Ecstatic that his new wife has allowed him to go to the Euros, he said: “We waited 23 years.
“Everybody’s throwing a party atmosphere. We’ve all had double vaccinations and we’re saying, you know what, why is Britain as a country still holding the economy back?
“So we’re here and we’re helping London’s economy.”
Another fan Mark Graham said: “It’s a pity but it looks like Scotland will make their own fan zones.
“We’ve booked a pub for last night and a pub for tonight so we’re well prepared.”
Wembley Stadium in north-west London will host 22,500 people for the game at 8pm on Friday.
Fans are predicted to buy 3.4 million pints during the game, while a total of 14.8 million will be sold across England and Scotland on match day, according to estimates by the British Beer and Pub Association (BBPA).
This comes as the Met Police’s football chief has warned fans not to travel to Wembley without a ticket.
Chief Inspector Joseph Stokoe said: “It’s a shame, it feels like there aren’t enough places for the fans to enjoy themselves, but that’s why the message has always been – if you don’t have a ticket, don’t travel.
“Enjoy the match, enjoy the event locally, in a safer event… don’t come here, because unfortunately because of what’s gone on across the world, we’ve been unable to provide the amount of fan zones you might expect in normal times.”
He said officers have been reminding fans that some Londoners are “still living under the fear of the pandemic”, adding that spreading the Met’s resources between fighting crime and policing the football is “a balancing act”.
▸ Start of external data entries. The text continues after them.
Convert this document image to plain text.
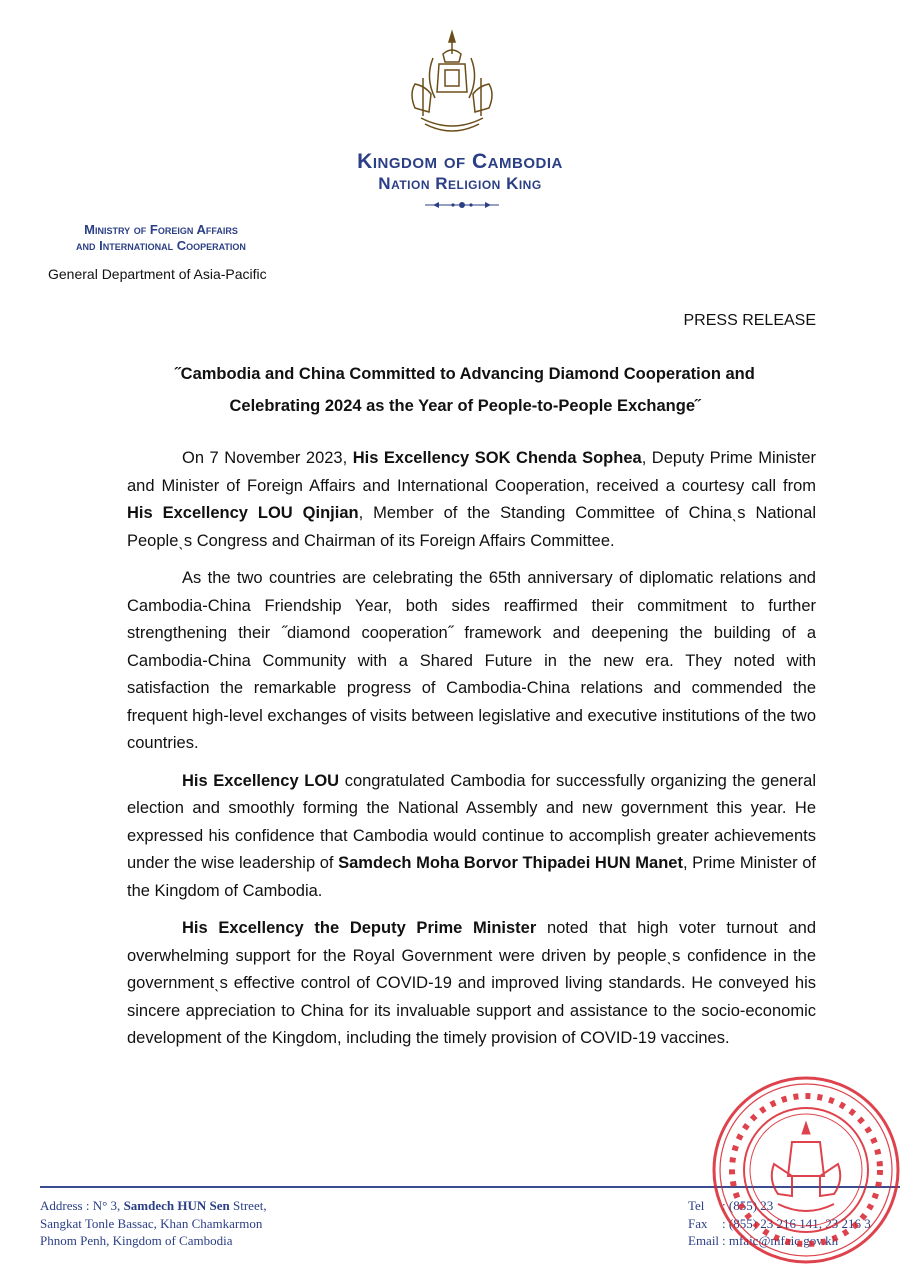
Kingdom of Cambodia
Nation Religion King
Ministry of Foreign Affairs
and International Cooperation
General Department of Asia-Pacific
PRESS RELEASE
˝Cambodia and China Committed to Advancing Diamond Cooperation and
Celebrating 2024 as the Year of People-to-People Exchange˝

On 7 November 2023, His Excellency SOK Chenda Sophea, Deputy Prime Minister and Minister of Foreign Affairs and International Cooperation, received a courtesy call from His Excellency LOU Qinjian, Member of the Standing Committee of Chinaˎs National Peopleˎs Congress and Chairman of its Foreign Affairs Committee.

As the two countries are celebrating the 65th anniversary of diplomatic relations and Cambodia-China Friendship Year, both sides reaffirmed their commitment to further strengthening their ˝diamond cooperation˝ framework and deepening the building of a Cambodia-China Community with a Shared Future in the new era. They noted with satisfaction the remarkable progress of Cambodia-China relations and commended the frequent high-level exchanges of visits between legislative and executive institutions of the two countries.

His Excellency LOU congratulated Cambodia for successfully organizing the general election and smoothly forming the National Assembly and new government this year. He expressed his confidence that Cambodia would continue to accomplish greater achievements under the wise leadership of Samdech Moha Borvor Thipadei HUN Manet, Prime Minister of the Kingdom of Cambodia.

His Excellency the Deputy Prime Minister noted that high voter turnout and overwhelming support for the Royal Government were driven by peopleˎs confidence in the governmentˎs effective control of COVID-19 and improved living standards. He conveyed his sincere appreciation to China for its invaluable support and assistance to the socio-economic development of the Kingdom, including the timely provision of COVID-19 vaccines.

Address : N° 3, Samdech HUN Sen Street,
Sangkat Tonle Bassac, Khan Chamkarmon
Phnom Penh, Kingdom of Cambodia
Tel : (855) 23
Fax : (855) 23 216 141, 23 216 3
Email : mfaic@mfaic.gov.kh
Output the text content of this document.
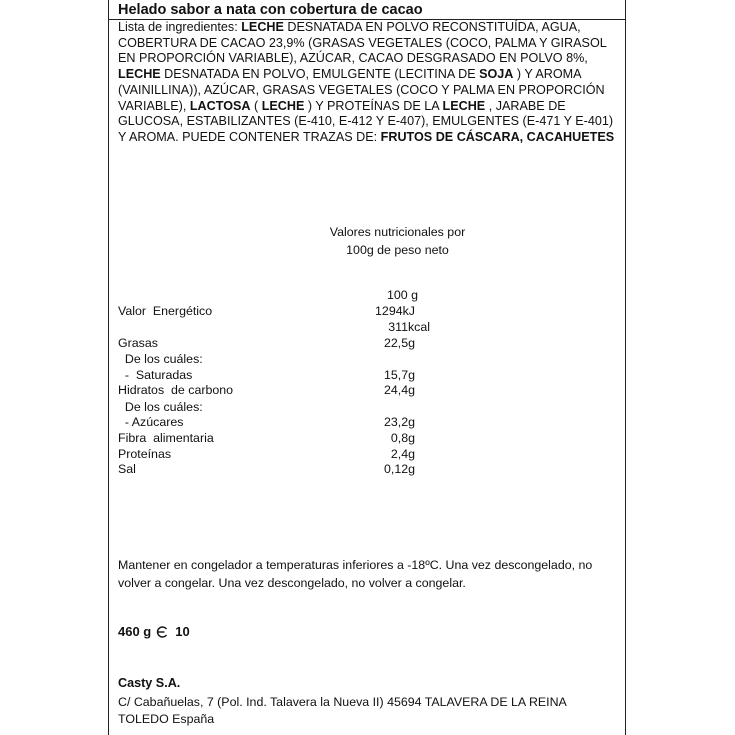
Helado sabor a nata con cobertura de cacao

Lista de ingredientes: LECHE DESNATADA EN POLVO RECONSTITUÍDA, AGUA, COBERTURA DE CACAO 23,9% (GRASAS VEGETALES (COCO, PALMA Y GIRASOL EN PROPORCIÓN VARIABLE), AZÚCAR, CACAO DESGRASADO EN POLVO 8%, LECHE DESNATADA EN POLVO, EMULGENTE (LECITINA DE SOJA ) Y AROMA (VAINILLINA)), AZÚCAR, GRASAS VEGETALES (COCO Y PALMA EN PROPORCIÓN VARIABLE), LACTOSA ( LECHE ) Y PROTEÍNAS DE LA LECHE , JARABE DE GLUCOSA, ESTABILIZANTES (E-410, E-412 Y E-407), EMULGENTES (E-471 Y E-401) Y AROMA. PUEDE CONTENER TRAZAS DE: FRUTOS DE CÁSCARA, CACAHUETES

Valores nutricionales por
100g de peso neto
100 g
Valor  Energético	1294kJ
311kcal
Grasas	22,5g
De los cuáles:
-  Saturadas	15,7g
Hidratos  de carbono	24,4g
De los cuáles:
- Azúcares	23,2g
Fibra  alimentaria	0,8g
Proteínas	2,4g
Sal	0,12g
Mantener en congelador a temperaturas inferiores a -18ºC. Una vez descongelado, no volver a congelar. Una vez descongelado, no volver a congelar.
460 g 10
Casty S.A.
C/ Cabañuelas, 7 (Pol. Ind. Talavera la Nueva II) 45694 TALAVERA DE LA REINA TOLEDO España
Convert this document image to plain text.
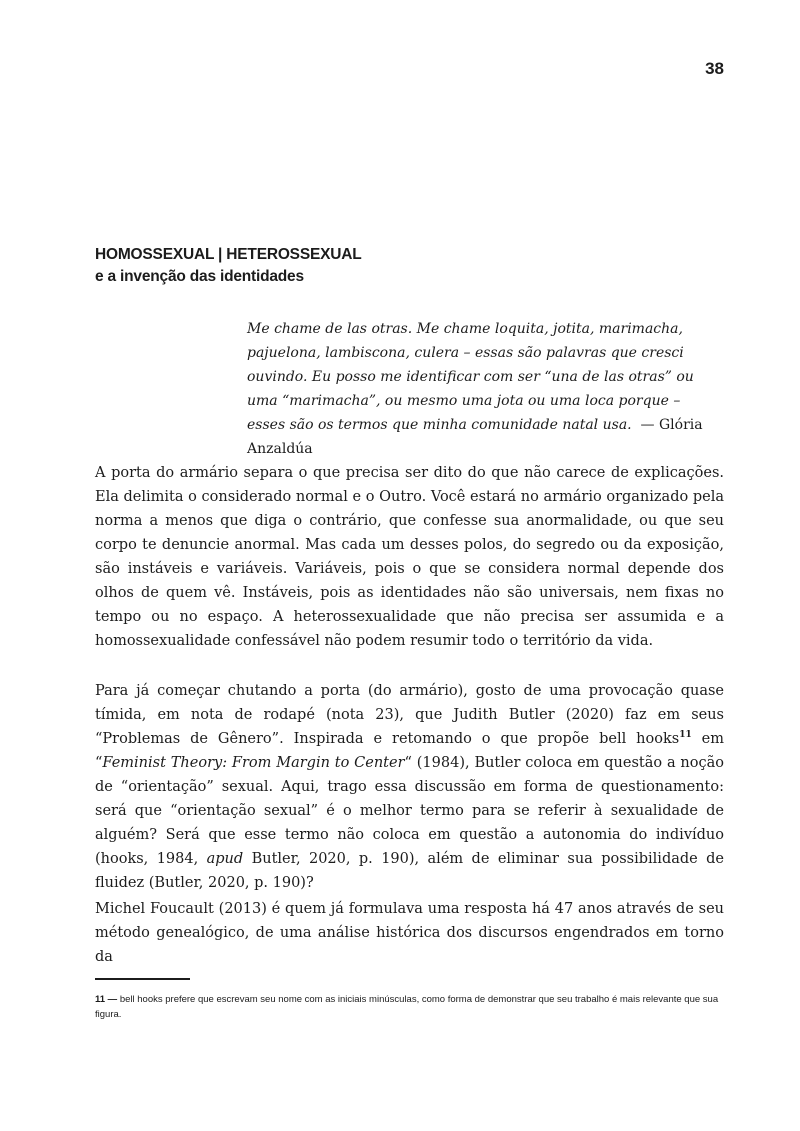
38
HOMOSSEXUAL | HETEROSSEXUAL
e a invenção das identidades

Me chame de las otras. Me chame loquita, jotita, marimacha, pajuelona, lambiscona, culera – essas são palavras que cresci ouvindo. Eu posso me identificar com ser “una de las otras” ou uma “marimacha”, ou mesmo uma jota ou uma loca porque – esses são os termos que minha comunidade natal usa. — Glória Anzaldúa

A porta do armário separa o que precisa ser dito do que não carece de explicações. Ela delimita o considerado normal e o Outro. Você estará no armário organizado pela norma a menos que diga o contrário, que confesse sua anormalidade, ou que seu corpo te denuncie anormal. Mas cada um desses polos, do segredo ou da exposição, são instáveis e variáveis. Variáveis, pois o que se considera normal depende dos olhos de quem vê. Instáveis, pois as identidades não são universais, nem fixas no tempo ou no espaço. A heterossexualidade que não precisa ser assumida e a homossexualidade confessável não podem resumir todo o território da vida.

Para já começar chutando a porta (do armário), gosto de uma provocação quase tímida, em nota de rodapé (nota 23), que Judith Butler (2020) faz em seus “Problemas de Gênero”. Inspirada e retomando o que propõe bell hooks$^{11}$ em “Feminist Theory: From Margin to Center“ (1984), Butler coloca em questão a noção de “orientação” sexual. Aqui, trago essa discussão em forma de questionamento: será que “orientação sexual” é o melhor termo para se referir à sexualidade de alguém? Será que esse termo não coloca em questão a autonomia do indivíduo (hooks, 1984, apud Butler, 2020, p. 190), além de eliminar sua possibilidade de fluidez (Butler, 2020, p. 190)?

Michel Foucault (2013) é quem já formulava uma resposta há 47 anos através de seu método genealógico, de uma análise histórica dos discursos engendrados em torno da

11 — bell hooks prefere que escrevam seu nome com as iniciais minúsculas, como forma de demonstrar que seu trabalho é mais relevante que sua figura.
Scotland’s First Minister Nicola Sturgeon has echoed the warning for Scottish fans to stay away from London, adding that coronavirus is not a fan of Scotland or England’s men’s football team.
She said: “I know these precautions are tiresome for everybody in every context and they’re particularly tiresome when people are trying to enjoy the normal pleasures of a football match.
“But this virus, it doesn’t care about football – it’s not a Scotland fan or an England fan, it only cares about spreading from one person to another.”